During major news events (like NFP or Interest Rate decisions), market makers face higher risk. To protect themselves, they widen the spread. A typical 1-pip spread can suddenly jump to 10 pips or more in seconds.

🔹 The Trading Session

Off-Hours = Higher Costs.

If you trade during the “rollover” period (approx 5:00 PM EST) or when major markets (London/New York) are closed, liquidity drops, and spreads naturally widen.

Types of Spreads Explained

Different brokers offer different structures.

✅ Fixed Spreads

Best For: News Traders & Beginners

The broker guarantees the spread will not change (e.g., always 2 pips on EUR/USD), regardless of market volatility.

  • Pro: Predictable costs; protects you during news spikes.
  • Con: Usually higher than the average variable spread; requotes can occur.

✅ Variable (Floating) Spreads

Best For: Scalpers & Day Traders

The spread moves with the market. In calm times, it can be as low as 0.1 pips.

  • Pro: Cheaper during normal market hours.
  • Con: Can widen dangerously during economic announcements.

How to Avoid Paying High Spreads

Strategies to minimize your transaction costs.

  • Trade High-Liquidity Sessions: Focus on the London and New York overlaps (8:00 AM – 12:00 PM EST) when volume is highest.
  • Avoid “Exotic” Pairs: Pairs like USD/TRY (Turkish Lira) or USD/ZAR (Rand) often have massive spreads compared to EUR/USD.
  • Use Limit Orders: Instead of using a “Market Order” (which pays the spread immediately), set a “Limit Order” at a specific price. This forces the market to come to you, potentially saving entry costs.

Conclusion

The spread is the cost of doing business in Forex.

While you cannot eliminate it, understanding how it is calculated allows you to choose the right pairs and trading times. Always check the spread on your terminal before clicking buy or sell—especially during volatile news events—to ensure your trade makes mathematical sense.


FAQs About Forex Spread

What is a good spread for EUR/USD?

A competitive spread for EUR/USD on a standard account is typically between 0.6 and 1.2 pips. On ECN accounts (raw spreads), it can be as low as 0.0 to 0.2 pips, though you will pay a separate commission fee.

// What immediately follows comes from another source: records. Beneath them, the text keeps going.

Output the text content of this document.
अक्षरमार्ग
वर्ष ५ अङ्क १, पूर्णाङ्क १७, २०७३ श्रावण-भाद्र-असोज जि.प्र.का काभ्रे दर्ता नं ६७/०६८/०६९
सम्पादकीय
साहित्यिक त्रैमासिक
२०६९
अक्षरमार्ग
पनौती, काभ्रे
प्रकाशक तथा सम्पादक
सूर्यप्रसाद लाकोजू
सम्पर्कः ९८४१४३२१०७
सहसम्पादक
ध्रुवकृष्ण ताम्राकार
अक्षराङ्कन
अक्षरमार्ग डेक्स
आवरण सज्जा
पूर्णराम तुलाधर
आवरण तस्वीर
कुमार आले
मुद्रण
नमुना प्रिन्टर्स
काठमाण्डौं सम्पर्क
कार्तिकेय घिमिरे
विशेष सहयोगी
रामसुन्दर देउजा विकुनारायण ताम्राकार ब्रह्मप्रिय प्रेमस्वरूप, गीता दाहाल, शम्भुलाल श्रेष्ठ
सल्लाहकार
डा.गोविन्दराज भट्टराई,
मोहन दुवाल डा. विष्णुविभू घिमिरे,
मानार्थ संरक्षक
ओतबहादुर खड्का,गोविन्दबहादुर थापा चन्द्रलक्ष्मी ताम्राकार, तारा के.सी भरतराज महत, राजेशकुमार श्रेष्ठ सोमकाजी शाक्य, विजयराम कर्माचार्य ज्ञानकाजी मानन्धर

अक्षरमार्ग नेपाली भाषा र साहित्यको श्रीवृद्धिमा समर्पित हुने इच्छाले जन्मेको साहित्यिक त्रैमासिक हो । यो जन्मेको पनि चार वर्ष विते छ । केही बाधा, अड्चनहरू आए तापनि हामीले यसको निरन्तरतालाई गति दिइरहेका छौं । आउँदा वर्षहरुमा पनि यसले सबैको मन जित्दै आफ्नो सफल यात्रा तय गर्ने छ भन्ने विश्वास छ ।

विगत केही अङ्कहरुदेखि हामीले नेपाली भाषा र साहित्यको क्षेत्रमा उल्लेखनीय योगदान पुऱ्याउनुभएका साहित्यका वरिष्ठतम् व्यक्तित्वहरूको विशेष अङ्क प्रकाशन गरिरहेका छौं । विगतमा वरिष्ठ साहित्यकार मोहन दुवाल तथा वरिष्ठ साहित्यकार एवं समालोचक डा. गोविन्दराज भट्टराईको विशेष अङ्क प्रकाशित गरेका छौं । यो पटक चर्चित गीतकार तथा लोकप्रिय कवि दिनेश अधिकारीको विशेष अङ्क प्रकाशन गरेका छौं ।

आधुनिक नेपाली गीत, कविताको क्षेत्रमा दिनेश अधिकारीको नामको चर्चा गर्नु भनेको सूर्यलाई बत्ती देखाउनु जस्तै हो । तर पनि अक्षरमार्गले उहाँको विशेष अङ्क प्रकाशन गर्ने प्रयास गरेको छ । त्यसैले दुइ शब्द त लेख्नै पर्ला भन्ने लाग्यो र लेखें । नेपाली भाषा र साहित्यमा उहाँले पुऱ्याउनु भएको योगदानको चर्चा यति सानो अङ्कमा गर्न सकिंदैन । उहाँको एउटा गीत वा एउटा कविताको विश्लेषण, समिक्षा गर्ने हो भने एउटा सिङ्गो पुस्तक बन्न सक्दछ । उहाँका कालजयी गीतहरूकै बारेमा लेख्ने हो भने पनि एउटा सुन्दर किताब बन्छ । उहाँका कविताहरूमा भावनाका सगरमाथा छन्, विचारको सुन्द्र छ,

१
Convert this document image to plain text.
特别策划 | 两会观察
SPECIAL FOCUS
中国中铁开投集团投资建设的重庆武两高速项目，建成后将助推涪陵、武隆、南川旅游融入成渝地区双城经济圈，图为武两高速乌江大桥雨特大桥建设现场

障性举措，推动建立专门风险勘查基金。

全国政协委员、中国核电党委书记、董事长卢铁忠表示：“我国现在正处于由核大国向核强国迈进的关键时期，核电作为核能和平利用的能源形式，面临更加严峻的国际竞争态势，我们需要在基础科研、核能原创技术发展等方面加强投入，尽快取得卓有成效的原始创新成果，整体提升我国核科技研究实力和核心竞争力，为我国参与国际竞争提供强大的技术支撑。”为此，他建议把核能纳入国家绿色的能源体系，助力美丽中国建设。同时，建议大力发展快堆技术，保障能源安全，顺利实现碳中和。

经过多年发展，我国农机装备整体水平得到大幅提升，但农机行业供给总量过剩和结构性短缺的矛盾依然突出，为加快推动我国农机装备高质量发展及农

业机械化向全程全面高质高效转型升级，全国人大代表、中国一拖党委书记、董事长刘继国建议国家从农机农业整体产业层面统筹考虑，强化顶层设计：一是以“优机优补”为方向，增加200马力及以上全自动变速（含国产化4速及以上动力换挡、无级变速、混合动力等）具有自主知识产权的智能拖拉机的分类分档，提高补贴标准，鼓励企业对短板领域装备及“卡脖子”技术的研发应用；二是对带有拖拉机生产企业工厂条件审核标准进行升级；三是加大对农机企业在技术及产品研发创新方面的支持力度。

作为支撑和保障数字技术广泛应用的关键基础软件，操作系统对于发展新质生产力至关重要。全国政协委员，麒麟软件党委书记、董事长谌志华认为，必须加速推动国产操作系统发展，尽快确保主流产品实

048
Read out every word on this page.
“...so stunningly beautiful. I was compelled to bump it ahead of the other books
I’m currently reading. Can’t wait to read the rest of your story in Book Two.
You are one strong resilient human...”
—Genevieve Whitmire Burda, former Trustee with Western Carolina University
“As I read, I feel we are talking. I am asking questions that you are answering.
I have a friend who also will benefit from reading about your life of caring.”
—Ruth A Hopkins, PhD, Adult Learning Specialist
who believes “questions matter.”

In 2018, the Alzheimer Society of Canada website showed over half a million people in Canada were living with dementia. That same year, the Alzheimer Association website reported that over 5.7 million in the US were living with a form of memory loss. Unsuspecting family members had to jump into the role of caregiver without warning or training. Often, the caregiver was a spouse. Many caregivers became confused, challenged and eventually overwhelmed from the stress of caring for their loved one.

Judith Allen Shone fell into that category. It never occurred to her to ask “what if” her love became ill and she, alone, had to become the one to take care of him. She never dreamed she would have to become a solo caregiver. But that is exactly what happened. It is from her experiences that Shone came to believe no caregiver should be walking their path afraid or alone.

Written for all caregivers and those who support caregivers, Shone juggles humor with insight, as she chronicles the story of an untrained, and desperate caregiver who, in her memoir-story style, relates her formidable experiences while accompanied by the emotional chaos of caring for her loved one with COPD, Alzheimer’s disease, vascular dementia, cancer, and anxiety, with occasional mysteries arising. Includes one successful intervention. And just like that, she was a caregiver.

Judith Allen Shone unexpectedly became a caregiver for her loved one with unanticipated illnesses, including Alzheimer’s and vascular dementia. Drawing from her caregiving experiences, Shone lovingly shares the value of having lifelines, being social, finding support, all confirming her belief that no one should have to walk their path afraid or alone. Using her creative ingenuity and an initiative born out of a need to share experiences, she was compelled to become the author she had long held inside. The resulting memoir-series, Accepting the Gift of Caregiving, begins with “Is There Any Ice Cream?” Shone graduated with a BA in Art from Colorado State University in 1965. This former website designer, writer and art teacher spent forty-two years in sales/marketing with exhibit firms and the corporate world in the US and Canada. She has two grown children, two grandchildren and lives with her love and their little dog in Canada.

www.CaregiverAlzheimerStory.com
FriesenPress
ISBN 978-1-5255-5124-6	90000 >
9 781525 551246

Why do spreads widen at 5 PM EST?

This is the “rollover” time when the New York session closes and the Asian session has not fully ramped up. Liquidity is at its lowest point of the day, causing banks and brokers to widen spreads to offset the lack of volume.

Do I pay the spread when I close a trade?

Technically, you pay the spread once per trade cycle. When you buy, you enter at the higher Ask price (paying the spread). When you close the trade, you sell at the Bid price. The “cost” is realized effectively at entry, as you start the trade with a negative P&L.

Is a fixed or variable spread better?

For most traders, variable spreads are cheaper over the long run because they are tighter during active hours. Fixed spreads are better only if you trade specifically during extremely volatile news events where variable spreads might blow out.

Can I trade with zero spread?

Yes, “Zero Spread” or “Raw Spread” accounts exist. In these accounts, the spread is 0 pips, but the broker charges a fixed commission (e.g., $3.50 per lot) per side. This is often transparent and preferred by professional scalpers and is the model typically used by a low spread broker.

Does leverage affect the spread?

No, leverage does not change the width of the spread (pips). However, leverage increases your lot size, which makes the dollar value of that spread cost much higher relative to your account balance.